In such cases, regulators may levy considerable fines of billions of dollars, pounds, or euros, and customers may boycott the company—or both.

Thus, in a setting where decisions are made more without human intervention, there is consequently a very powerful incentive to realize under what conditions AI systems might use an unethical plan and decrease that risk or remove completely if possible.

Statisticians and mathematicians from the University of Warwick, Imperial, EPFL, and Sciteb Ltd have collaborated to assist businesses and regulators to make a new “Unethical Optimization Principle” and offer an easy formula to estimate its effect.

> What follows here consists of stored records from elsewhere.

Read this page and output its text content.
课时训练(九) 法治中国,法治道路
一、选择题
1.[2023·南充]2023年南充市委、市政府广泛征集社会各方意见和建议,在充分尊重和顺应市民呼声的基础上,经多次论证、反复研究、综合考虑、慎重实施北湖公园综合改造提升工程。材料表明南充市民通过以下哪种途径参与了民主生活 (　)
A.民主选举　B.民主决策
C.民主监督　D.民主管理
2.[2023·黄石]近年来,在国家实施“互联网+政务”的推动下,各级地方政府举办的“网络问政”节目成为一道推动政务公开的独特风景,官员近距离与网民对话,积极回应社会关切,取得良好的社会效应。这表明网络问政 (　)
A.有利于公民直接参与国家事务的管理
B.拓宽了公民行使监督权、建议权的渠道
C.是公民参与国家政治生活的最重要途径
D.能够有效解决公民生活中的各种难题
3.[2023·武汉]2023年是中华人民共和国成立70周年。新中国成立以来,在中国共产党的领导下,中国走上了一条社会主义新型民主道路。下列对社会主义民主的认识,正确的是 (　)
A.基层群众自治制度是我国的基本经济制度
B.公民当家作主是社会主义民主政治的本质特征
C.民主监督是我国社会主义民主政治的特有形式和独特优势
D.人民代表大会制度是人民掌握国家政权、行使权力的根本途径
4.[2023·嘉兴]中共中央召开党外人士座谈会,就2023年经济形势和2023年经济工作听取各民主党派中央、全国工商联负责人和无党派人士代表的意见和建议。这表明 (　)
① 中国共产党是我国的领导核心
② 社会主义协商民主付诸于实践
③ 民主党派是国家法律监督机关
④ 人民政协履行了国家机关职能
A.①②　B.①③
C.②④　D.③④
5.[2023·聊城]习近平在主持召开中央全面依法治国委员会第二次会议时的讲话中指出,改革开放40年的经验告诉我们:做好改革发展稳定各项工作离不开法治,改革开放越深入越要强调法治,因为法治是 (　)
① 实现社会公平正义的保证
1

The researchers have described the complete details in a paper titled, “An unethical optimization principle,” published in the Royal Society Open Science journal on Wednesday, July 1st, 2020.

The four authors of the study include Nicholas Beale of Sciteb Ltd; Heather Battey of the Department of Mathematics, Imperial College London; Anthony C. Davison of the Institute of Mathematics, Ecole Polytechnique Fédérale de Lausanne; and Professor Robert MacKay of the Mathematics Institute from the University of Warwick.

Our suggested ‘Unethical Optimization Principle’ can be used to help regulators, compliance staff and others to find problematic strategies that might be hidden in a large strategy space.

Robert MacKay, Professor, Mathematics Institute, University of Warwick

MacKay continued, “Optimization can be expected to choose disproportionately many unethical strategies, inspection of which should show where problems are likely to arise and thus suggest how the AI search algorithm should be modified to avoid them in future.”

The Principle also suggests that it may be necessary to re-think the way AI operates in very large strategy spaces, so that unethical outcomes are explicitly rejected in the optimization/learning process,” added MacKay.